I wonder whether there is a better way to do it - for example, it's possible to hash Numpy arrays and do hash-based caching of npix and the peak position. However, we want to keep the lists of values and indices as lists to make it more efficient to append to them, so one could convert the list to a Numpy array in order to take the hash, but then we have to look at the performance penalty of doing this...

I think we can keep this for a separate pull request, including performance tests to see what makes most sense, but just wanted to raise this here and point out why I'd marked the test as xfail.

EDIT: we could also convert lists of indices and values to tuples of indices and values, which will then be hashable. Converting a list of 1000 elements to a tuple and finding the hash takes 30µs so maybe that's good enough to implement cache-based methods.

ChrisBeaumont commented 11 years ago

I think it might be simpler to add a "_clear_cache" method, which deletes the cache values. Then, call this from _add_pixel.

astrofrog commented 11 years ago

Good point, that does sound like a cleaner solution. Though there's one remaining issue - even though I've made indices and values read-only properties, they are lists, so the lists themselves are mutable, so a user can technically do:

leaf.indices.append(1)

and corrupt the list of indices. There's a lot of issues with doing this beyond just the caching thing, so maybe we can just assume it won't happen (or better, return it as a tuple instead of a list to prevent this). What do you think?

ChrisBeaumont commented 11 years ago

This is beginning to overlap with the issue of what indices should return to most efficiently (time and space) index into numpy arrays. We should answer that question first before worrying about the append issue

astrofrog commented 11 years ago

Since we don't feel strongly about it for now, I'm going to leave values and indices as returning only the values attached to the structure (without sub-structures), and I'm going to not create Leaf and Branch for now, but will think about it more as I'm writing the docs.

I've now implemented the resetting of the cache and have unmarked the test as xfail.

I think some work needs to be done in future to try and make the structure properties more consistent internally in terms of how they compute values (recursion vs loops, caching vs no caching) but since this PR is concerned mostly with the public API, I think it's ready for a final review.
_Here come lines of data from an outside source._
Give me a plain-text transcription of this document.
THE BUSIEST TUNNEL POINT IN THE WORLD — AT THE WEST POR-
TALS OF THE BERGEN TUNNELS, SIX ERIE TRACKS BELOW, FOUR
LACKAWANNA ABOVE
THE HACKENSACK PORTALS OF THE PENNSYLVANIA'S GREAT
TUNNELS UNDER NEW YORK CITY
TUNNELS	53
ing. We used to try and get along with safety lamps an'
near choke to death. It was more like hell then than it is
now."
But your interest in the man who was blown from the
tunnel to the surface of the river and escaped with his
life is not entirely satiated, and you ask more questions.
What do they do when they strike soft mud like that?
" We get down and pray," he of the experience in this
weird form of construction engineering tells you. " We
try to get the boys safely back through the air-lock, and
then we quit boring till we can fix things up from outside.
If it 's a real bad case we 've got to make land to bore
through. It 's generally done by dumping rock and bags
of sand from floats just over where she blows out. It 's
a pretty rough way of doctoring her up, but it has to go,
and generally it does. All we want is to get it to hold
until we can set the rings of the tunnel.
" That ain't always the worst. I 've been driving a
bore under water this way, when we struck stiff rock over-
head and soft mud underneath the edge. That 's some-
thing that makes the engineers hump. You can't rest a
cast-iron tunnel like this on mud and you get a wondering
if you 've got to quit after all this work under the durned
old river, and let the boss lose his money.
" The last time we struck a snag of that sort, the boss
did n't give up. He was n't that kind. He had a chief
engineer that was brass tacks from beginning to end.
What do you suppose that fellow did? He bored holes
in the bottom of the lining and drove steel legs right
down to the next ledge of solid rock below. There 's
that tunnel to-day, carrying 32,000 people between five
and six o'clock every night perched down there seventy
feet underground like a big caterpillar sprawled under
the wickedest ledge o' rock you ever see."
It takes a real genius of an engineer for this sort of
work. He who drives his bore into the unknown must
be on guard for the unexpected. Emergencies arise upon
I'd like to get this merged since it's quite a big PR, and it'll be easier to address some of the remaining points in separate PRs.

@ChrisBeaumont - agree about worrying about the append issue later. Once this is merged I'll open issues to track all the things that were suggested here.

@bradenmacdonald - could you review this too, since there are extensive changes?

ChrisBeaumont commented 11 years ago

Last night I started working on a more efficient way to return the indices for each structure. Once this is merged, I will open a new PR. That will be a good place to resolve the behavior for Structure.indices

astrofrog commented 11 years ago

@ChrisBeaumont - sounds good! So do the changes here seem ready to merge? If so, then we can leave it open a couple of days in case @bradenmacdonald wants to take a look before we merge.

ChrisBeaumont commented 11 years ago

+1 from me -- I like this new interface much better, and the issues that haven't yet been resolved need some more thought anyways

astrofrog commented 11 years ago

@bradenmacdonald @low-sky - I'll plan to merge this evening if there are no further comments regarding this pull request.

astrofrog commented 11 years ago

I'll merge now, but feel free to open issues if you disagree with any of the changes!